In the configuration of the Experiment there will be all the used Ingredients
and sub-Ingredients. So lets say you use an Ingredient called paths
in the
dataset
Ingredient. Then in the configuration of your experiment you will
see two entries: dataset
and paths
(paths
is not nested in the
dataset
entry)
Explicit Nesting¶
If you want nested structure you can do it explicitly by changing the name of
the path
Ingredient to dataset.path
. Then the path entry will be nested
in the dataset entry in the configuration.

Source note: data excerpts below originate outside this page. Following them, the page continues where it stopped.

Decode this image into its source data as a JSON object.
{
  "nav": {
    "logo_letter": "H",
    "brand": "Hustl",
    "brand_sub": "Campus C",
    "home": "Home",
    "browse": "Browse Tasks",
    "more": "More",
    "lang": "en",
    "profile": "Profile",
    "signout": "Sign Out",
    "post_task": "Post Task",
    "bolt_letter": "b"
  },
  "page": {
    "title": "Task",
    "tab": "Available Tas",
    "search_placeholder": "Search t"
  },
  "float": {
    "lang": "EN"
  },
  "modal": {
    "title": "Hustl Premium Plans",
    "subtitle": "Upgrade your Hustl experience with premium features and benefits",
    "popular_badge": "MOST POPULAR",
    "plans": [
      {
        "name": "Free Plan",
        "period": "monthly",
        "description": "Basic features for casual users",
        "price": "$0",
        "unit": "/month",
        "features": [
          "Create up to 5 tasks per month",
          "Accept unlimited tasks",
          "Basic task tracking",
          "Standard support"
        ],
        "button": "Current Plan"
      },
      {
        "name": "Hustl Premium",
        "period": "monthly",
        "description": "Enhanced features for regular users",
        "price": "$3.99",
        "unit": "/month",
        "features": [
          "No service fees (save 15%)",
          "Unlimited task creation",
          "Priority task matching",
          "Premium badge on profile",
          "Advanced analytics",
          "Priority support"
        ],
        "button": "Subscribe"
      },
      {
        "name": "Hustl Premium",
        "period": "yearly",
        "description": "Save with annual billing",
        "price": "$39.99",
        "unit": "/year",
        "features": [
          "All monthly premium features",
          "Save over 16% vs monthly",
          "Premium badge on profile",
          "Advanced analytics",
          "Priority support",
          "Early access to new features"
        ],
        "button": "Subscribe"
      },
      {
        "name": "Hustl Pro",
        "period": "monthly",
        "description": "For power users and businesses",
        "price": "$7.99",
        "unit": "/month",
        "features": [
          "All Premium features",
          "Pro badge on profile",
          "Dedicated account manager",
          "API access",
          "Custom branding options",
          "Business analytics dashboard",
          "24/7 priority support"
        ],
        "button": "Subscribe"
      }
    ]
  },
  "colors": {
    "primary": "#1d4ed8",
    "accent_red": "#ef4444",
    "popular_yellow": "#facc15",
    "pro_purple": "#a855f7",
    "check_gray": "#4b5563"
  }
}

Accessing the Ingredient Config¶
You can access the configuration of any used ingredient from ConfigScopes and from captured functions via the name of the ingredient:
@ex.config
def cfg(dataset): # name of the ingredient here
abs_filename = os.path.abspath(dataset['filename']) # access 'filename'
@ex.capture
def some_function(dataset): # name of the ingredient here
if dataset['normalize']: # access 'normalize'
print("Dataset was normalized")
Ingredients with explicit nesting can be accessed by following their path. So
for the example of the Ingredient dataset.path
we could access it like this:
@ex.capture
def some_function(dataset):
path = dataset['path'] # access the configuration of dataset.path
The only exception is, that if you want to access the configuration from another
Ingredient you can leave away their common prefix. So accessing dataset.path
from dataset
you could just directly access path
in captured functions
and ConfigScopes.
Hooks¶
Hooks are advanced mechanisms that allow the ingredient to affect the normal execution of the experiment.
Pre- and Post-Run Hooks¶
Configuration Hooks¶
Configuration hooks are executed during initialization and can be used to update the experiment’s configuration before executing any command.
ex = Experiment()
@ex.config_hook
def hook(config, command_name, logger):
config.update({'hook': True})
return config
@ex.automain
def main(hook, other_config):
do_stuff()
The config_hook function always has to take the 3 arguments config of the current configuration, command_name, which is the command that will be executed, and logger. Config hooks are run after the configuration of the linked Ingredient (in the example above Experiment ex), but before any further ingredient-configurations are run. The dictionary returned by a config hook is used to update the config updates. Note that config hooks are not restricted to the local namespace of the ingredient.